AOD-9604
Also known as: hGH Fragment 176-191, Advanced Obesity Drug 9604
A modified 16-amino-acid fragment of human growth hormone studied for lipolytic effects without the growth-promoting activity of full-length hGH.
Molecular Data
- Class
- Modified 16-amino-acid hGH fragment / Lipolytic peptide
- Molecular Weight
- ~1,815 Da
- Molecular Formula
- C₇₈H₁₂₃N₂₃O₂₃S₂
- Half-Life
- Short (estimated, based on related hGH-fragment pharmacokinetic data)
- Sequence / Structure
- Tyr-Leu-Arg-Ile-Val-Gln-Cys-Arg-Ser-Val-Glu-Gly-Ser-Cys-Gly-Phe (hGH 176–191 fragment, Phe176→Tyr substitution, Cys7–Cys15 disulfide bridge)
Mechanism of Action
AOD-9604 corresponds to the C-terminal fragment of human growth hormone spanning residues 176–191, the region researchers at Monash University identified as responsible for hGH's fat-metabolizing activity. A tyrosine substitution at position 176 (replacing the native phenylalanine) was introduced to improve the fragment's stability.
- Lipolysis stimulation: AOD-9604 stimulates the breakdown of stored triglycerides into free fatty acids, the primary mechanism studied in obesity and lipid-metabolism research.
- Lipogenesis inhibition: Research indicates AOD-9604 also inhibits fat storage (lipogenesis), acting on both sides of the lipid-turnover balance.
- IGF-1-independent action: Unlike full-length hGH, AOD-9604 does not significantly raise IGF-1 levels, the basis for research interest in isolating hGH's metabolic effects from its growth-promoting effects.
- Cartilage research: Because the fragment retains structural relation to hGH, which has known roles in cartilage biology, AOD-9604 has also been studied in osteoarthritis and joint-health research models, independent of its metabolic mechanism.
Research History
AOD-9604 was developed by Monash University researchers and licensed to Metabolic Pharmaceuticals in the 1990s, based on earlier research identifying the hGH 176–191 fragment as the region responsible for the hormone's lipolytic, non-growth-promoting activity.

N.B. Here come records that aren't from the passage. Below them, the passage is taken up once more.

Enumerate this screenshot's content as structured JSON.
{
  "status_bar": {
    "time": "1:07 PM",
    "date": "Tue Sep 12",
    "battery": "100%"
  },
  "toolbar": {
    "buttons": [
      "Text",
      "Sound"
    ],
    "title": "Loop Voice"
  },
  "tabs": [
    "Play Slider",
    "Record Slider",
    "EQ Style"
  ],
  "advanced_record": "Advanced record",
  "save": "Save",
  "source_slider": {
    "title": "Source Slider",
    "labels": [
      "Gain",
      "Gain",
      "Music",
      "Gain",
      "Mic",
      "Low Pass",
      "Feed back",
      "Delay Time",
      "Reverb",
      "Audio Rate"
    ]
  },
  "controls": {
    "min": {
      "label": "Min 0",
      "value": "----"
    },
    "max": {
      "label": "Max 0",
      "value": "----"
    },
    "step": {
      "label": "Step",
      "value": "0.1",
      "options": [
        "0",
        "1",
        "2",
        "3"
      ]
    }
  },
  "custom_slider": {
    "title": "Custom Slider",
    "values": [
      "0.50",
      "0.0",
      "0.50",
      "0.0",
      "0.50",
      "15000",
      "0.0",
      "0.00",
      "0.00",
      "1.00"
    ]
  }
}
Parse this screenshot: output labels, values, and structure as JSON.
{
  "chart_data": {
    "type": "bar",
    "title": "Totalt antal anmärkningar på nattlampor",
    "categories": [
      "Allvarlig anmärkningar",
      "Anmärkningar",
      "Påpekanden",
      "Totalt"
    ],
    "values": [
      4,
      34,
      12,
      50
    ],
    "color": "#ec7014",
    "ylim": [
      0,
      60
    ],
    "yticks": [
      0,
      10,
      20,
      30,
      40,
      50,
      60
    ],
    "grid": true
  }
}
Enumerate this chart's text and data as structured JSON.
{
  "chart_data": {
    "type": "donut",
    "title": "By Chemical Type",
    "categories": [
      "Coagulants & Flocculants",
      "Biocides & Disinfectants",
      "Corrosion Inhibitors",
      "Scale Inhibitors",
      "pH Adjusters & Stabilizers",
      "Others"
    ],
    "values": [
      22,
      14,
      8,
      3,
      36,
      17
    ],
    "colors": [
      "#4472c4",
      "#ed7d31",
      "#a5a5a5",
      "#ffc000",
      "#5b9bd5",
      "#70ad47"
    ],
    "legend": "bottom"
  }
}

Metabolic Pharmaceuticals advanced AOD-9604 through six human clinical trials involving more than 900 participants, studying both subcutaneous (0.25, 0.5, and 1 mg daily) and oral (1, 5, 10, and 20 mg daily) dosing over periods up to 24 weeks. The subcutaneous 500 mcg/day dose was reported to show the most favorable efficacy-to-safety balance in early trials.
However, AOD-9604's largest Phase IIb trial failed to reach statistical significance for its primary weight-loss endpoint, and Metabolic Pharmaceuticals discontinued clinical development of the compound as an obesity treatment in 2007. It has not been approved by the FDA or any equivalent regulatory body for any indication. Research interest in AOD-9604 has since continued primarily in preclinical and mechanistic settings, including cartilage and joint-health research, rather than late-stage clinical development.
Notable Studies
Effects of Recombinant Peptide Fragments of Growth Hormone on Body Composition
2001Heffernan MA, Jiang WJ, Thorburn AW, Ng FM. · Obesity Research
Preclinical study demonstrating reductions in body fat with AOD-9604 administration in obese animal models without the growth-promoting effects of intact hGH.
Chronic Treatment with the C-Terminal Fragment of Growth Hormone Reduces Body Fat in Obese Mice
2000Ng FM, Sun J, Sharma L, et al. · Hormone and Metabolic Research
Investigated the lipolytic and lipogenesis-inhibiting effects of the hGH fragment in a diet-induced obesity mouse model.
AOD9604 and Lipid Metabolism
2000Dark GG, Ng FM, Bond PA, et al. · International Journal of Obesity
Examined AOD-9604's effects on lipid metabolism markers, part of the research basis for its subsequent clinical development.
Research Protocols
The following protocols describe doses used in published research studies. They are not prescriptions or recommendations for human use.
Phase II human clinical trials (Metabolic Pharmaceuticals)
- Dose
- 0.25 mg, 0.5 mg, or 1 mg (subcutaneous)
- Route
- Subcutaneous injection
- Frequency
- Once daily
- Duration
- 24 weeks
The 0.5 mg/day dose was reported to have the most favorable efficacy-to-safety ratio; the compound's largest Phase IIb trial did not reach statistical significance and clinical development was discontinued in 2007.